Ces 12 ex-employés ont demandé à témoigner sous le couvert de l’anonymat parce qu’ils craignent des représailles des deux directeurs généraux et cofondateurs de La Pépinière, Maxim Bragoli et Jérôme Glad.
Ces ex-employés affirment avoir à cœur la mission de l’organisme, mais plusieurs font état d’une désorganisation au sein de La Pépinière : projets mal planifiés, budgets insuffisants et délais trop courts.
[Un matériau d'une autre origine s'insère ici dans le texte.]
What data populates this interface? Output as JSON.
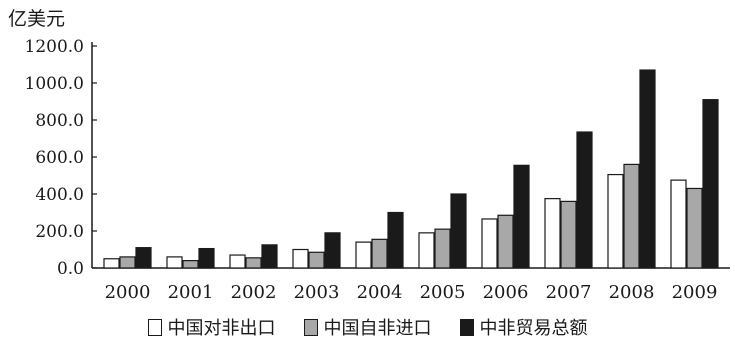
{
  "chart_data": {
    "type": "bar",
    "ylabel": "亿美元",
    "categories": [
      "2000",
      "2001",
      "2002",
      "2003",
      "2004",
      "2005",
      "2006",
      "2007",
      "2008",
      "2009"
    ],
    "series": [
      {
        "name": "中国对非出口",
        "color": "#ffffff",
        "values": [
          50,
          60,
          70,
          100,
          140,
          190,
          265,
          375,
          505,
          475
        ]
      },
      {
        "name": "中国自非进口",
        "color": "#a8a8a8",
        "values": [
          60,
          40,
          55,
          85,
          155,
          210,
          285,
          360,
          560,
          430
        ]
      },
      {
        "name": "中非贸易总额",
        "color": "#1a1a1a",
        "values": [
          110,
          105,
          125,
          190,
          300,
          400,
          555,
          735,
          1070,
          910
        ]
      }
    ],
    "yticks": [
      "0.0",
      "200.0",
      "400.0",
      "600.0",
      "800.0",
      "1000.0",
      "1200.0"
    ],
    "ylim": [
      0,
      1200
    ],
    "grid": false,
    "legend_position": "bottom"
  }
}
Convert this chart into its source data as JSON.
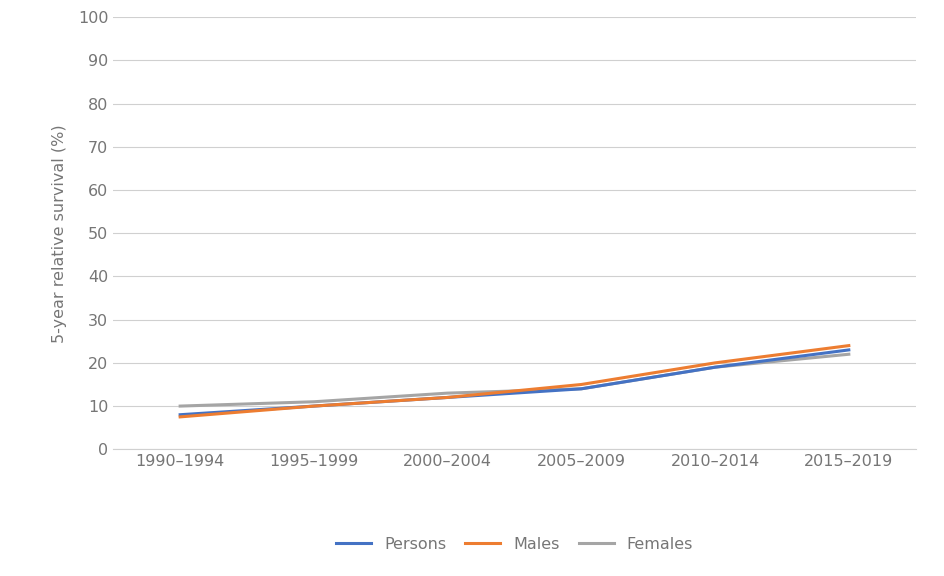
{
  "categories": [
    "1990–1994",
    "1995–1999",
    "2000–2004",
    "2005–2009",
    "2010–2014",
    "2015–2019"
  ],
  "persons": [
    8.0,
    10.0,
    12.0,
    14.0,
    19.0,
    23.0
  ],
  "males": [
    7.5,
    10.0,
    12.0,
    15.0,
    20.0,
    24.0
  ],
  "females": [
    10.0,
    11.0,
    13.0,
    14.0,
    19.0,
    22.0
  ],
  "persons_color": "#4472C4",
  "males_color": "#ED7D31",
  "females_color": "#A5A5A5",
  "ylabel": "5-year relative survival (%)",
  "ylim": [
    0,
    100
  ],
  "yticks": [
    0,
    10,
    20,
    30,
    40,
    50,
    60,
    70,
    80,
    90,
    100
  ],
  "grid_color": "#D0D0D0",
  "background_color": "#FFFFFF",
  "line_width": 2.2,
  "legend_labels": [
    "Persons",
    "Males",
    "Females"
  ],
  "tick_label_color": "#767676",
  "tick_fontsize": 11.5,
  "ylabel_fontsize": 11.5
}
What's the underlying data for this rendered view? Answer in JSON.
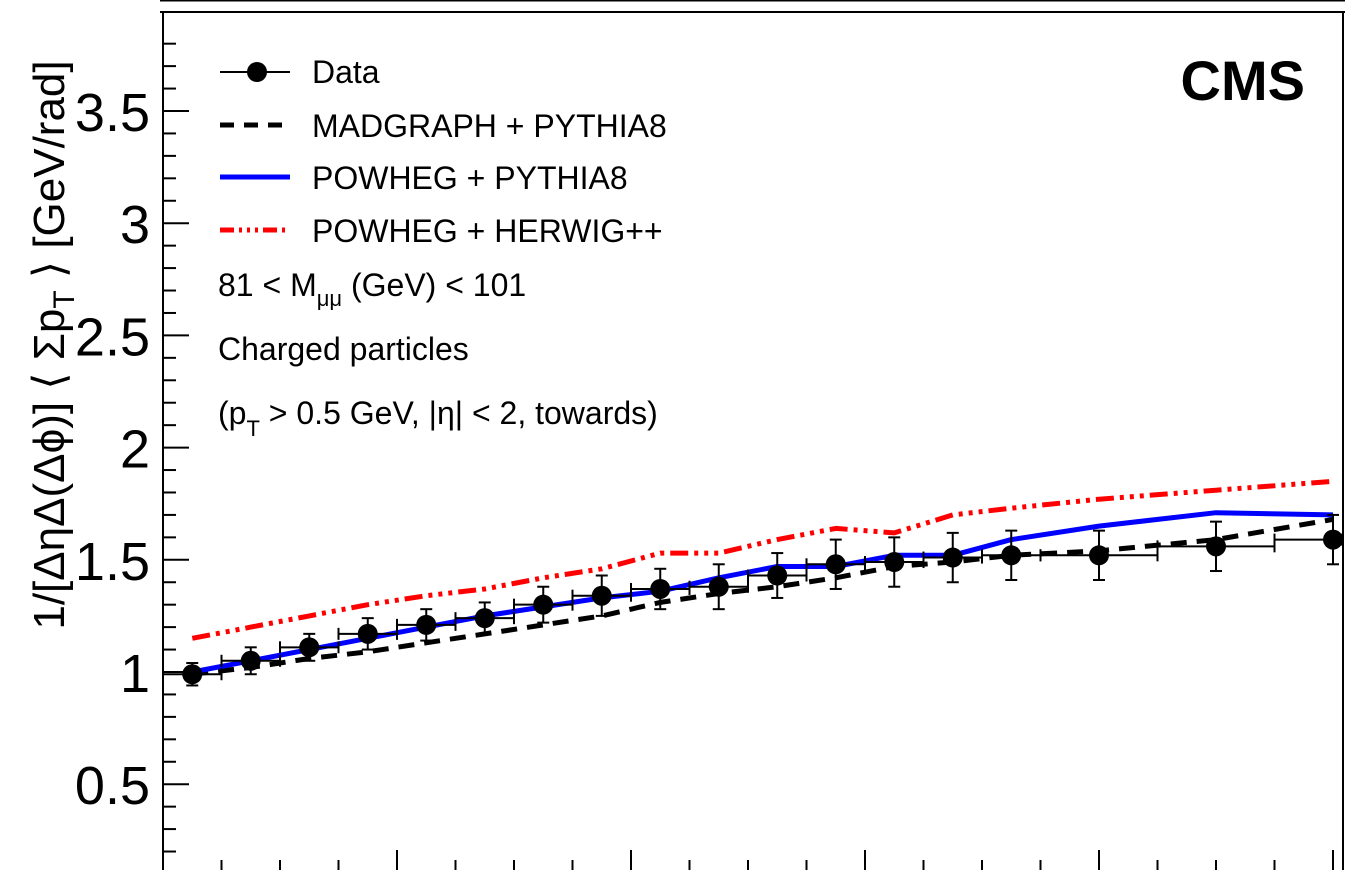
{
  "chart_data": {
    "type": "line",
    "experiment_label": "CMS",
    "ylabel_parts": {
      "pre": "1/[ΔηΔ(Δϕ)] ⟨ Σp",
      "sub": "T",
      "post": " ⟩ [GeV/rad]"
    },
    "xlabel": "",
    "ylim": [
      0.05,
      3.9
    ],
    "y_ticks": [
      0.5,
      1,
      1.5,
      2,
      2.5,
      3,
      3.5
    ],
    "y_tick_labels": [
      "0.5",
      "1",
      "1.5",
      "2",
      "2.5",
      "3",
      "3.5"
    ],
    "grid": false,
    "legend_position": "top-left",
    "legend": [
      {
        "label": "Data",
        "style": "marker",
        "color": "#000000"
      },
      {
        "label": "MADGRAPH + PYTHIA8",
        "style": "dashed",
        "color": "#000000"
      },
      {
        "label": "POWHEG + PYTHIA8",
        "style": "solid",
        "color": "#0000ff"
      },
      {
        "label": "POWHEG + HERWIG++",
        "style": "dashdot",
        "color": "#ff0000"
      }
    ],
    "annotations": {
      "mass_pre": "81 < M",
      "mass_sub": "μμ",
      "mass_post": " (GeV) < 101",
      "line2": "Charged particles",
      "line3_pre": "(p",
      "line3_sub": "T",
      "line3_post": " > 0.5 GeV, |η| < 2, towards)"
    },
    "data": {
      "name": "Data",
      "x": [
        1,
        3,
        5,
        7,
        9,
        11,
        13,
        15,
        17,
        19,
        21,
        23,
        25,
        27,
        29,
        32,
        36,
        40
      ],
      "y": [
        0.99,
        1.05,
        1.11,
        1.17,
        1.21,
        1.24,
        1.3,
        1.34,
        1.37,
        1.38,
        1.43,
        1.48,
        1.49,
        1.51,
        1.52,
        1.52,
        1.56,
        1.59
      ],
      "yerr": [
        0.05,
        0.06,
        0.06,
        0.07,
        0.07,
        0.07,
        0.08,
        0.09,
        0.09,
        0.1,
        0.1,
        0.11,
        0.11,
        0.11,
        0.11,
        0.11,
        0.11,
        0.11
      ],
      "xerr": [
        1,
        1,
        1,
        1,
        1,
        1,
        1,
        1,
        1,
        1,
        1,
        1,
        1,
        1,
        1,
        2,
        2,
        2
      ]
    },
    "series": [
      {
        "name": "MADGRAPH + PYTHIA8",
        "style": "dashed",
        "color": "#000000",
        "x": [
          1,
          3,
          5,
          7,
          9,
          11,
          13,
          15,
          17,
          19,
          21,
          23,
          25,
          27,
          29,
          32,
          36,
          40
        ],
        "y": [
          0.99,
          1.02,
          1.06,
          1.09,
          1.13,
          1.17,
          1.21,
          1.25,
          1.31,
          1.35,
          1.38,
          1.42,
          1.47,
          1.49,
          1.52,
          1.54,
          1.59,
          1.68
        ]
      },
      {
        "name": "POWHEG + PYTHIA8",
        "style": "solid",
        "color": "#0000ff",
        "x": [
          1,
          3,
          5,
          7,
          9,
          11,
          13,
          15,
          17,
          19,
          21,
          23,
          25,
          27,
          29,
          32,
          36,
          40
        ],
        "y": [
          1.0,
          1.05,
          1.1,
          1.15,
          1.2,
          1.25,
          1.29,
          1.33,
          1.36,
          1.42,
          1.47,
          1.47,
          1.52,
          1.52,
          1.59,
          1.65,
          1.71,
          1.7
        ]
      },
      {
        "name": "POWHEG + HERWIG++",
        "style": "dashdot",
        "color": "#ff0000",
        "x": [
          1,
          3,
          5,
          7,
          9,
          11,
          13,
          15,
          17,
          19,
          21,
          23,
          25,
          27,
          29,
          32,
          36,
          40
        ],
        "y": [
          1.15,
          1.2,
          1.25,
          1.3,
          1.34,
          1.37,
          1.42,
          1.46,
          1.53,
          1.53,
          1.59,
          1.64,
          1.62,
          1.7,
          1.73,
          1.77,
          1.81,
          1.85
        ]
      }
    ]
  }
}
Ils déplorent que des employés travaillent sur des chantiers la nuit, malgré les risques, pour que les projets soient livrés à temps.
Plusieurs travailleurs se sont épuisés et ont demandé à la direction un meilleur encadrement, notamment par l’embauche d’un gestionnaire des ressources humaines indépendant, un service alors sous la responsabilité de Maxim Bragoli et de sa conjointe, Gaëlle Aguiar. Selon tous les ex-employés consultés, cette situation augmente l’emprise de la direction générale sur les travailleurs.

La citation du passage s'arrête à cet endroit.